Additionally the board of directors of the company has approved the preferential allotment to promoters amounting to Rs 225 crore. These will be mainly used to repay the unsecured loans provided by promoters at the time of acquisition and a part may go towards business activities and general corporate purpose. . With this infusion as well as improved accruals, the net worth is expected to increase to healthy levels over next couple of fiscals and gearing is expected to fall to 0.5 times. The company also plans to refinance the existing debt in BBX at lower rates to reduce the borrowing costs. While the company is part of Essar Group, no financial support is expected from the company to group. Any such support will remain a key monitorable.
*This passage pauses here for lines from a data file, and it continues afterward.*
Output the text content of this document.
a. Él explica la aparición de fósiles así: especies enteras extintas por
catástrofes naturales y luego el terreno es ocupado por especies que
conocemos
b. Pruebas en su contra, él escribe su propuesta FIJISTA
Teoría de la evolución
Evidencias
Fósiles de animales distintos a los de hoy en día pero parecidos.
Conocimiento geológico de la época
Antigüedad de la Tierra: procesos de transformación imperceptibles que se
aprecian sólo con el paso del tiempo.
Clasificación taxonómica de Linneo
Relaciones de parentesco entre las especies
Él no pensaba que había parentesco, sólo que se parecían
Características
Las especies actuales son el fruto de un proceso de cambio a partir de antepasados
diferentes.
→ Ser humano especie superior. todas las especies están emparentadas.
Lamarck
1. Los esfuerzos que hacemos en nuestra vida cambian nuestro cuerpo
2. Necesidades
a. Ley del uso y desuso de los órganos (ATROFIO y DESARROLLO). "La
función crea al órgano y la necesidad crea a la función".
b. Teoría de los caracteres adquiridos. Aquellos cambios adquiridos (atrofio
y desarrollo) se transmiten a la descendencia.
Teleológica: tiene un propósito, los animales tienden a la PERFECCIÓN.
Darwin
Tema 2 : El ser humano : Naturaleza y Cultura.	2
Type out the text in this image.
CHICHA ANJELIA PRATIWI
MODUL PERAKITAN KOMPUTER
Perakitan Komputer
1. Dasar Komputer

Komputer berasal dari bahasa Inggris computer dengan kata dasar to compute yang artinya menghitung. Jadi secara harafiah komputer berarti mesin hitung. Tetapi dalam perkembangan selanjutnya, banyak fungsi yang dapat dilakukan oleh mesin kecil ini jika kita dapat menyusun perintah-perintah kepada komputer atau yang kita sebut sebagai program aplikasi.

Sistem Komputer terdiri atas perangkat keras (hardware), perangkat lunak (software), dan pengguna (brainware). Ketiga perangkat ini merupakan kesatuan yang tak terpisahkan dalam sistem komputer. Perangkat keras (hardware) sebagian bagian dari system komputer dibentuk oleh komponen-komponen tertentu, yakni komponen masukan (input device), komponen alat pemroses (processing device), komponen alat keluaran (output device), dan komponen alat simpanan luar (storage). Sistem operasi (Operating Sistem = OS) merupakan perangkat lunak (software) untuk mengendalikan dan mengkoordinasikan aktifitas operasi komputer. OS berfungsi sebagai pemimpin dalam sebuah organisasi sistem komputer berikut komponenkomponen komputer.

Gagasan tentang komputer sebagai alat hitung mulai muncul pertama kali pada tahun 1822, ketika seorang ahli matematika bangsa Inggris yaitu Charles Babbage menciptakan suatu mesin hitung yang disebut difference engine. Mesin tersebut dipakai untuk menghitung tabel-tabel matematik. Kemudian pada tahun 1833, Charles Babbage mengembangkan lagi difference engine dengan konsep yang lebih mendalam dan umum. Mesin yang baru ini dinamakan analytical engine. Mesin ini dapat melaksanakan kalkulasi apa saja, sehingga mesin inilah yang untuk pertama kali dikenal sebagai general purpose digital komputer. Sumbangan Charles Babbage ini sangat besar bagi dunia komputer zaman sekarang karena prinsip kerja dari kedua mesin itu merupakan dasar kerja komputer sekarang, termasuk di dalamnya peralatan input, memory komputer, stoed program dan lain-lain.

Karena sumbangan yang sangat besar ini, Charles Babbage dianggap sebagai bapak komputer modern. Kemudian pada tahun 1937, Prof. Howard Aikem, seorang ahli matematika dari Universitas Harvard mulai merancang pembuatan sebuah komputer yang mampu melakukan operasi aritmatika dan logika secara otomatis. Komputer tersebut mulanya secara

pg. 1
Also while the utilization of fund based limits at India level was relatively higher, the same is gradually coming down and is expected to come down significantly over next one year.

 

  • High geographical concentration in revenue and exposure to global competition:

Similar to other players in the IT services industry, AGC, at consolidated level, draws bulk of its revenue from the US (76%) and Europe (9%) in fiscal 2020. This exposes the company to the risk of economic slowdown in these regions, as well as regulatory changes. Also with rapid evolution of the global IT-enabled services sector, competition is intensifying as more companies vie for a share of the outsourcing pie. The company has to compete with multiple players in most of the verticals. The operating profitability over a longer term is expected to remain constrained as increasing competition curbs the hike in realisations. Availability of low-cost skilled talent also is a key variable in this industry.

Liquidity: Adequate

AGC had cash & equivalents of Rs 432 crore as on September 2020 (with majority of the same kept in BBX, USA as in proportion of business). The average utilization of fund based limits in India was high at ~95% for 12 months ended September 30, 2020, however the same is gradually reducing and stood at ~82% in November 2020. Most of the internal accruals in all subsidiaries including BBX can support cash requirements across all geographies including India. Annual cash accrual of over Rs 250-400 crore, expected over the medium term, will support the further debt repayments as well as the capex / acquisition plans of the company.

Outlook: Stable

CRISIL believes AGC's credit risk profile will continue to benefit from the cost optimization measures undertaken by the company, its healthy business risk profile, healthy liquidity levels and improving financial risk profile.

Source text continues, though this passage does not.